An outlier is a numeric data that is significantly different from other data in a sample. This term is used in statistical studies, and can indicate anomalies in the data studied or errors in measurements. Knowing how to deal with outliers is important to ensure adequate understanding of the data, and will allow for more accurate conclusions from the study. There is a fairly simple procedure that allows you to calculate outliers in a given set of values.
Steps
Step 1. Learn to recognize potential outliers
Before calculating whether a certain numeric value is an outlier, it is helpful to review the data set and choose the potential outliers. For example, consider a set of data representing the temperature of 12 different objects in the same room. If 11 of the objects have a temperature in a certain temperature range near 21 degrees Celsius, but the twelfth object (possibly an oven) has a temperature of 150 degrees Celsius, a superficial examination could lead to the conclusion that the oven temperature measurement is a potential outlier.

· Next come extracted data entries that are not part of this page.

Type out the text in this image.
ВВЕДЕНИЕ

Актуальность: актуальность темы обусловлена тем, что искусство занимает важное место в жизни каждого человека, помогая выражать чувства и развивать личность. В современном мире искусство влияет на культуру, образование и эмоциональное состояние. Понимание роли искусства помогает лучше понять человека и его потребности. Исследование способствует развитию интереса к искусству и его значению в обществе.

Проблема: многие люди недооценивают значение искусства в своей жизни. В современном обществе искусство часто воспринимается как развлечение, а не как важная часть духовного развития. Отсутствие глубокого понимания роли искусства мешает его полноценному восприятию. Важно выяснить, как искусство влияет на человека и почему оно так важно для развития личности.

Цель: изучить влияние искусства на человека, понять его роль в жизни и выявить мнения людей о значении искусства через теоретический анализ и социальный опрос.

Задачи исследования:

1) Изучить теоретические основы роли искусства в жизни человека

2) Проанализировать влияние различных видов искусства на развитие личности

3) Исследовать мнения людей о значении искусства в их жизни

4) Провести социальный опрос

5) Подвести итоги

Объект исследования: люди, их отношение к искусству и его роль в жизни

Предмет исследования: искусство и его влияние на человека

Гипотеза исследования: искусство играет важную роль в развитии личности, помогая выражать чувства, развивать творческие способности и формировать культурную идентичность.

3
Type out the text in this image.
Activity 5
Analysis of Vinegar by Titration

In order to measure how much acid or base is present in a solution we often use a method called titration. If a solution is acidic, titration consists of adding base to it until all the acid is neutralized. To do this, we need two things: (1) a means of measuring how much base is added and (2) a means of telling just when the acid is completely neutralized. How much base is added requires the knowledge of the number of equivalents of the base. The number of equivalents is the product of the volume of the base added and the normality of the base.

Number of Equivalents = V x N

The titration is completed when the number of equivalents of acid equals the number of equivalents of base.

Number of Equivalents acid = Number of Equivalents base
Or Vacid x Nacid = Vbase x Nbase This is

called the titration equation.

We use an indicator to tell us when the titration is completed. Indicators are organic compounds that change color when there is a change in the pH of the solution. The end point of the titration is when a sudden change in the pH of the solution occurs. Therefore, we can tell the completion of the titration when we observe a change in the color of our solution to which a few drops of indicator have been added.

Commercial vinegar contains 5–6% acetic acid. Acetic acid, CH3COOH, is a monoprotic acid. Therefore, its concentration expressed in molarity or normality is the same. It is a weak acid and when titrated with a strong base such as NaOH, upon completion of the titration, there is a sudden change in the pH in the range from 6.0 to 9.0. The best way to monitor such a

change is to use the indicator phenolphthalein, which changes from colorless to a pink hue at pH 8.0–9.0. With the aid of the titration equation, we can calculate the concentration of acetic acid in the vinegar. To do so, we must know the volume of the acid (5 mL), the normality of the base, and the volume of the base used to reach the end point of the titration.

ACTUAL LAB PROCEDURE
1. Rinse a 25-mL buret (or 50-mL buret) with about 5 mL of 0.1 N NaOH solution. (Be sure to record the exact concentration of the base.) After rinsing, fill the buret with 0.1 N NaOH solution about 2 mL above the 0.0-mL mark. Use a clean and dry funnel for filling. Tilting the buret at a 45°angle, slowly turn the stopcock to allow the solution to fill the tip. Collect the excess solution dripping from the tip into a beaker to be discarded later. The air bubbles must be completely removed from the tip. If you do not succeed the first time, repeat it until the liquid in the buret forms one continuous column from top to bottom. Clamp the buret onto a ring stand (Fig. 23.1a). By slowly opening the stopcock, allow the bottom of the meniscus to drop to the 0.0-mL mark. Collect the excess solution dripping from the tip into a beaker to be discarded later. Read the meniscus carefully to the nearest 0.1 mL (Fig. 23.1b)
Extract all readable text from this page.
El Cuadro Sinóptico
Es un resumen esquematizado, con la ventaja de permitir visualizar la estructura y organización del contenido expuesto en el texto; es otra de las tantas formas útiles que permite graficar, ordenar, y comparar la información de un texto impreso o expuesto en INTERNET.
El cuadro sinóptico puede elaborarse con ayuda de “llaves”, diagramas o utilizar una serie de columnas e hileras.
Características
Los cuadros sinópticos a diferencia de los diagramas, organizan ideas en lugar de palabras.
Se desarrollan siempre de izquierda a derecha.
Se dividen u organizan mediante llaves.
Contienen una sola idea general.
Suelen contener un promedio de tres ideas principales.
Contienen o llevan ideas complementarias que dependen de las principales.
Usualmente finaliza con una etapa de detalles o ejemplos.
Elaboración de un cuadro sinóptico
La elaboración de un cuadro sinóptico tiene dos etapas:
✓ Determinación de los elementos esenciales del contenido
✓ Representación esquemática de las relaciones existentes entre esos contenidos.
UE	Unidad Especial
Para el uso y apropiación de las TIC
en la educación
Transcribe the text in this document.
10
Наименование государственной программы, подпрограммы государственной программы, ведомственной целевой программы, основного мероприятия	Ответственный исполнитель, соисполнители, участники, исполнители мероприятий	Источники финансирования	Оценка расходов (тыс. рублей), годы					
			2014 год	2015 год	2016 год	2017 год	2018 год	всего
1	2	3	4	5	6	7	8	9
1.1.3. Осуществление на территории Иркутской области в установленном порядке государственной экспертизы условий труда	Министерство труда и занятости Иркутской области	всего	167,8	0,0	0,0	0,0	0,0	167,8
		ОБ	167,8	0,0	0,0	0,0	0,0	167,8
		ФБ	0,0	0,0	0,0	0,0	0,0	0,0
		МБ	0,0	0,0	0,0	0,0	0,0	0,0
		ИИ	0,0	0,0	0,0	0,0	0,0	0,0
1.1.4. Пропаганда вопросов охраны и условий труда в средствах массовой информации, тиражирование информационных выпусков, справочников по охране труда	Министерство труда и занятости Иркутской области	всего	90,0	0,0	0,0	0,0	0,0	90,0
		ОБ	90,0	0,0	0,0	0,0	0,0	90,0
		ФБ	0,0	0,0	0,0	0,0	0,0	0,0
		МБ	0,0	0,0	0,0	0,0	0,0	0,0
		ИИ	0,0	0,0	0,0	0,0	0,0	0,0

Step 2. Arrange the numerical values in ascending order
Continuing with the previous example, consider the following set of numbers representing the temperatures of some objects: {21, 20, 23, 20, 20, 19, 20, 22, 21, 150, 21, 19}. This set should be ordered as follows: {19, 19, 20, 20, 20, 20, 21, 21, 21, 22, 23, 150}.
Step 3. Calculate the median of the dataset
The median is the number above which half of the data lies, and below which the other half lies. If the set has even cardinality, the two intermediate terms must be averaged. In the above example, the two intermediate terms are 20 and 21, so the median is ((20 + 21) / 2), i.e. 20, 5.
Step 4. Calculate the first quartile
This value, called Q1, is the number below which 25 percent of the numeric data lies. Referring again to the example above, also in this case it will be necessary to average between two numbers, in this case it is 20 and 20. Their average is ((20 + 20) / 2), ie 20.
Step 5. Calculate the third quartile
This value, called Q3, is the number above which 25 percent of the data lies. Continuing with the same example, averaging the 2 values 21 and 22 yields a Q2 value of 21.5.
Step 6. Find the "inner fences" for the dataset
The first step is to multiply the difference between Q1 and Q3 (called the interquartile gap) by 1, 5. In the example, the interquartile gap is (21.5 - 20), i.e. 1, 5. Multiplying this gap by 1, 5 you get 2, 25. Add this number to Q3 and subtract it from Q1 to build the inner fences. In our example, the inner fences would be 17, 75 and 23, 75.
Any numerical data that lies outside this range is considered a slightly anomalous value. In our example set of values, only the oven temperature, 150 degrees, is considered a mild outlier
Step 7. Find the "outer fence" for the set of values
You can find them with exactly the same procedure you used for inner fences, except that the interquartile range is multiplied by 3 instead of 1.5. Multiplying the interquartile range obtained in our example by 3 you get (1.5 * 3) 4, 5. The outer fences are therefore 15, 5 and 26.